A Health Savings Account (HSA) coupled with a high-deductible health plan can be a powerful tool for funding medical expenses on a tax-advantaged basis. For 2022, individuals with self-only coverage can make tax-deductible contributions to an HSA of up to $3,650 ($7,300 for family coverage). These limits are increased by $1,000 for individuals aged 55 or older.
When an employer establishes an HSA and contributes on an employee’s behalf, the employer gets the tax deduction. And the employer’s contribution isn’t considered taxable compensation for the employee.
Accountholders can withdraw funds tax-free to pay qualified medical expenses. Once you reach age 65, you can withdraw funds penalty-free for any purpose (though if the funds aren’t used for qualified medical expenses, they’ll be subject to tax).

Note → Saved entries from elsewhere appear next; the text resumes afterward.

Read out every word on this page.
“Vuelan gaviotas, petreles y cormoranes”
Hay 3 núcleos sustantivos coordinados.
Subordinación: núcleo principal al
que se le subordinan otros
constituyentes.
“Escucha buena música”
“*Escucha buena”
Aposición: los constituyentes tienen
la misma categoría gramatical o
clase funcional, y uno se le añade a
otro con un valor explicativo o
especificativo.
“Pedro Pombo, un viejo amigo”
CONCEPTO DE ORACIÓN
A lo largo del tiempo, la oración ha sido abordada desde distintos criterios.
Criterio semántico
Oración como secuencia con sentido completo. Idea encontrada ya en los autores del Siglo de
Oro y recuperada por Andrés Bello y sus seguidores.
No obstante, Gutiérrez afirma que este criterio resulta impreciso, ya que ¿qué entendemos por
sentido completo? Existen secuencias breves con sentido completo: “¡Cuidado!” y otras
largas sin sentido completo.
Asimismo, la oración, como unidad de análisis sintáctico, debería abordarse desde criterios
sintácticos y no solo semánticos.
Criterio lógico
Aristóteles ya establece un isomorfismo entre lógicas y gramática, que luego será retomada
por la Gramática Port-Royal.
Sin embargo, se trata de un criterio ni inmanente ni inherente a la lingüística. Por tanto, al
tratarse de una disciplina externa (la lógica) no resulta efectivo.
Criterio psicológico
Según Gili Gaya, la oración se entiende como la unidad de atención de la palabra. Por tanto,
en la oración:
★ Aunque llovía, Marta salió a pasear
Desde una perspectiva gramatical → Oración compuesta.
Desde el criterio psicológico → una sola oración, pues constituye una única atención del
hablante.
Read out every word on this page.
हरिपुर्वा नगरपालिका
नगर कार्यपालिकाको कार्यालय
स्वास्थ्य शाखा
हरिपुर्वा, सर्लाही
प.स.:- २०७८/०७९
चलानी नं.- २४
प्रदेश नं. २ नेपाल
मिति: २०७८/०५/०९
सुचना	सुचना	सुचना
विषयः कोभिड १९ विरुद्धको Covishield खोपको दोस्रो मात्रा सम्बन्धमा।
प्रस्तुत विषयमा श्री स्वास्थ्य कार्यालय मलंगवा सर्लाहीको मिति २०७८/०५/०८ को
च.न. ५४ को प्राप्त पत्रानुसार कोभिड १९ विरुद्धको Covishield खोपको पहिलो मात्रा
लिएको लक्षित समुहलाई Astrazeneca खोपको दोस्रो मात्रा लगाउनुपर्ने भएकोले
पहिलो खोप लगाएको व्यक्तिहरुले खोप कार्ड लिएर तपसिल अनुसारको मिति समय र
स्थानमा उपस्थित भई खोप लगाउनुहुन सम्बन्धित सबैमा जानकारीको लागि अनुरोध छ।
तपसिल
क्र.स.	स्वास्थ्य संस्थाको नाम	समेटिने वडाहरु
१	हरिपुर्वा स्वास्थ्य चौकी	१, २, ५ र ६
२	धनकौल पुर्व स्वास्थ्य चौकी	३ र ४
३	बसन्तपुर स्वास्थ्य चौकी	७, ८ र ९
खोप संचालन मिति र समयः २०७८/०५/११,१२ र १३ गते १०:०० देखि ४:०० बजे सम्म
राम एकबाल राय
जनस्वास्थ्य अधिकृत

But there’s also a “hidden” advantage of HSAs that many people overlook: These accounts can play a helpful role in your estate plan. HSAs have an advantage over traditional IRAs and 401(k) plans in that they’re not subject to required minimum distributions at age 72. This means, to the extent you don’t use the account for medical expenses, the account can continue growing on a tax-deferred basis indefinitely — providing valuable future benefits for your loved ones.
If your spouse inherits the account, it will be treated as his or her own HSA. If someone else inherits it, the HSA will terminate and the recipient will be taxed on its value, less any qualified medical expenses of the decedent paid by the transferee within one year after the date of death.